The real highlight of Iñárritu’s time on stage however, came in the form of his bite-sized words of wisdom. When responding to how the win would affect his career, he expertly responded back with “I don’t have a career. I have a life!” He also came up with one of the best euphemisms for fear that we have ever heard.

“Fear is the condom of life, you know,” said Iñárritu. “It doesn’t allow you to enjoy things.” We don’t think the director was necessarily decrying prophylactic care, but it’s an incredible sentiment either way.

Oh, and about that unfortunately placed green card gag that Sean Penn fired off at the podium? Iñárritu loved it.

According to the director, Penn and he became good friends on the set of 21 Grams, so the ribbing was well received between friends. With so many efforts to make the night a progressive event, however, it did come off a little strange, especially to people who didn’t understand their relationship. Iñárritu had a few words of his own about the response the joke would eventually receive, before concluding that if we focus too hard on our differences, it can stop us from connecting as humans.

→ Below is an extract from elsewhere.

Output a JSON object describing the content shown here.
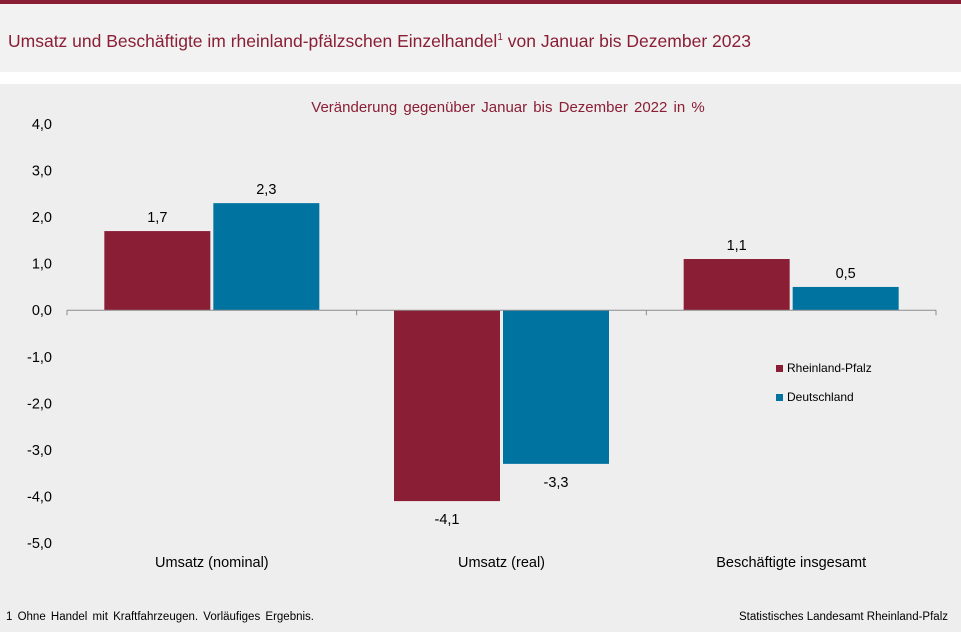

“I don’t know how many nationalities are in this room, but I don’t feel different to anybody of you here,” said Iñárritu. “You know, it can be from any continent, from any language. I don’t care. So I as an artist, as a human, as a filmmaker, I‑‑ I cannot have these stupid borders, flags, and passports. Those are a concept that were invented by a human society. But, honestly, naked, in tighty‑whities we will be the same. And I‑‑ I have never felt that different. So for me to make films in United States, or in Africa, or in Spain, or in Mexico, I’m talking about human beings and emotions. And‑‑ and I think that’s the beauty of art. Art doesn’t have those stiff ideological borders that fuck the world so much.”

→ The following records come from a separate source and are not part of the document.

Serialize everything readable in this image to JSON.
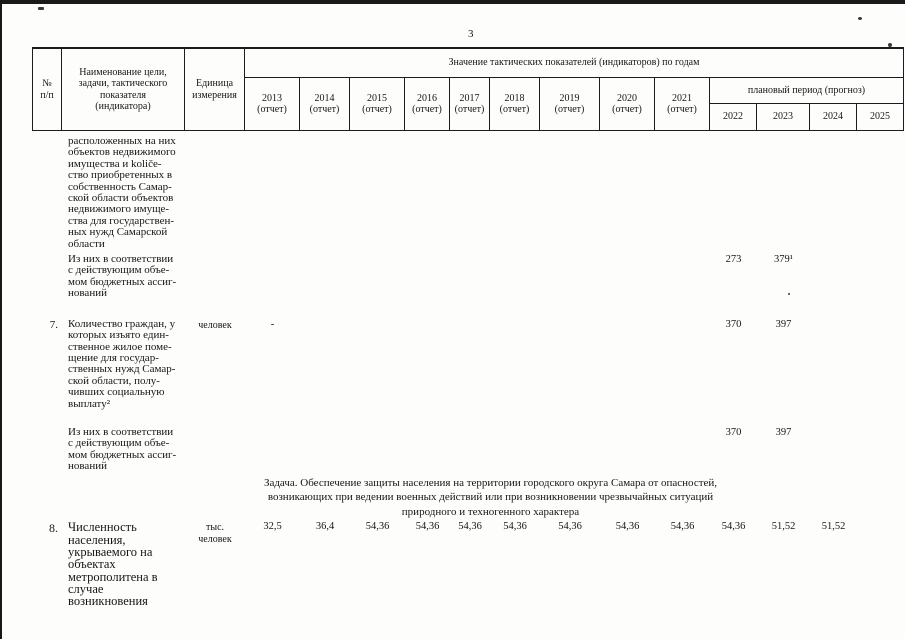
{
  "page_number": "3",
  "header": {
    "num": "№\nп/п",
    "name": "Наименование цели,\nзадачи, тактического\nпоказателя\n(индикатора)",
    "unit": "Единица\nизмерения",
    "values_title": "Значение тактических показателей (индикаторов) по годам",
    "plan_title": "плановый период (прогноз)",
    "report_years": [
      "2013\n(отчет)",
      "2014\n(отчет)",
      "2015\n(отчет)",
      "2016\n(отчет)",
      "2017\n(отчет)",
      "2018\n(отчет)",
      "2019\n(отчет)",
      "2020\n(отчет)",
      "2021\n(отчет)"
    ],
    "plan_years": [
      "2022",
      "2023",
      "2024",
      "2025"
    ]
  },
  "rows": [
    {
      "num": "",
      "name": "расположенных на них\nобъектов недвижимого\nимущества и količе-\nство приобретенных в\nсобственность Самар-\nской области объектов\nнедвижимого имуще-\nства для государствен-\nных нужд Самарской\nобласти",
      "unit": "",
      "values": {}
    },
    {
      "num": "",
      "name": "Из них в соответствии\nс действующим объе-\nмом бюджетных ассиг-\nнований",
      "unit": "",
      "values": {
        "y2022": "273",
        "y2023": "379¹"
      }
    },
    {
      "num": "7.",
      "name": "Количество граждан, у\nкоторых изъято един-\nственное жилое поме-\nщение для государ-\nственных нужд Самар-\nской области, полу-\nчивших социальную\nвыплату²",
      "unit": "человек",
      "values": {
        "y2013": "-",
        "y2022": "370",
        "y2023": "397"
      }
    },
    {
      "num": "",
      "name": "Из них в соответствии\nс действующим объе-\nмом бюджетных ассиг-\nнований",
      "unit": "",
      "values": {
        "y2022": "370",
        "y2023": "397"
      }
    },
    {
      "task": "Задача. Обеспечение защиты населения на территории городского округа Самара от опасностей,\nвозникающих при ведении военных действий или при возникновении чрезвычайных ситуаций\nприродного и техногенного характера"
    },
    {
      "num": "8.",
      "name": "Численность\nнаселения,\nукрываемого на\nобъектах\nметрополитена в\nслучае возникновения",
      "unit": "тыс.\nчеловек",
      "values": {
        "y2013": "32,5",
        "y2014": "36,4",
        "y2015": "54,36",
        "y2016": "54,36",
        "y2017": "54,36",
        "y2018": "54,36",
        "y2019": "54,36",
        "y2020": "54,36",
        "y2021": "54,36",
        "y2022": "54,36",
        "y2023": "51,52",
        "y2024": "51,52"
      }
    }
  ]
}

Much like how it was impossible for Neil Patrick Harris to actually predict this year’s Oscar winners, nobody could have guessed that a night that usually sees millionaires handing each other trophies would turn into a night that was really about something much more. This ceremony is known for casting its light on only one group of people in particular (“the best and the whitest” according to Neil Patrick Harris), so it was refreshing to see an Oscars broadcast that made itself about more than just golden statues and dazzling gowns.

It was a night dedicated to the moving pictures and the people that make them happen, no matter who they are, where they were born, the color of their skin, their sexual identity, or their gender. Some may decry the telecast for being “overly political,” or voice the very valid opinion that the nominations weren’t very diverse in the first place, but it’s important to remember that “politics” didn’t win any awards tonight. People won.